Sunday, December 26, 2010
THEATRE FEATURE: 2010 TORONTO STAGE ARTIST OF THE YEAR:
ROSS PETTY
26 Dec'10
JOHN COULBOURN - QMI Agency
When talk turns to art and artists, it is often too easy to get hung up on the high points — and ignore the people who slug it out in the trenches year after year, all but ignored by the cultural mavens who think that art has to have an almost medicinal taste before it is worthwhile. Which is why, perhaps, Ross Petty's contribution to Toronto's cultural life has gone unheralded for as long as it has.

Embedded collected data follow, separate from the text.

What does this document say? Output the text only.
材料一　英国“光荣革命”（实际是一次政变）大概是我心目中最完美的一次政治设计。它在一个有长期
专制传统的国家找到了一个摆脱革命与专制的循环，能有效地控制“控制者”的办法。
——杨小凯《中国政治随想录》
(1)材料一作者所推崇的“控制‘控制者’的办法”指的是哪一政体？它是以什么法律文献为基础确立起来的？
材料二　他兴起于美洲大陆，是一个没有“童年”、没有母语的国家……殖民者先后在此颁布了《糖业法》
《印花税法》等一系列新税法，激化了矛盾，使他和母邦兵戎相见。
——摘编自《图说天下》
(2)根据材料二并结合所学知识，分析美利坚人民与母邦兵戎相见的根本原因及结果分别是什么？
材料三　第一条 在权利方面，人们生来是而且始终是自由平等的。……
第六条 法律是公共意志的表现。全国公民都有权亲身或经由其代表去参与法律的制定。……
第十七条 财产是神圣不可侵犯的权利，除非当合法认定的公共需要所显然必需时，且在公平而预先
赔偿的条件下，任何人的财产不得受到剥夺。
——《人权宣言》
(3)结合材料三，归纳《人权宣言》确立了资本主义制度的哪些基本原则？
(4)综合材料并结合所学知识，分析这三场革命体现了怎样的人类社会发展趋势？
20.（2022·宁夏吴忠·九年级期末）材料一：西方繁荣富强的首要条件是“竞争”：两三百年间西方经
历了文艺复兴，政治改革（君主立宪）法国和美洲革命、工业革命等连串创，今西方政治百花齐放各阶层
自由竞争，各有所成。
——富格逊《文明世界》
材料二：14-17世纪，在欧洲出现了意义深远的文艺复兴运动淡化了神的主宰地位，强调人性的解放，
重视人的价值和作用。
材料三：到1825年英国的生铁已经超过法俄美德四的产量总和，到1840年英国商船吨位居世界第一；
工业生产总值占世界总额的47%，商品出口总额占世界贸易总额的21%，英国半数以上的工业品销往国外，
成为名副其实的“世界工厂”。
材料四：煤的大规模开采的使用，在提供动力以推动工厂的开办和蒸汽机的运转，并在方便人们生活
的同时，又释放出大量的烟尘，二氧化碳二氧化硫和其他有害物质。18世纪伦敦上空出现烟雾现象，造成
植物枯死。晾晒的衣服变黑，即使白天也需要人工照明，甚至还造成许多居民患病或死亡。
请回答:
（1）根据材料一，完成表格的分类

Almost a quarter century ago, Petty took the age-old British stage tradition of the Christmas panto and started shaping it to appeal to a modern-day Toronto audience. All these years later, his annual Christmas rewrites of age-old children's stories — PETER PAN, CINDERELLA, ALADDIN, and SNOW WHITE, to name but a few — have become staples in Toronto's Christmas season.
Petty has brought everyone from figure skaters and pro wrestlers to TV personalities and ballet stars to his panto stage. Best of all, he has taught a few generations of Toronto kids that theatres are a place to go if you're looking for a good time, which is a good thing for them to know. And it is why, this year, as Petty is being booed yet again on the stage of the Elgin theatre as the villain all of Toronto loves to hate at Christmas, we are naming him the performing artist of the year — just in time for him to start work on his silver-anniversary season.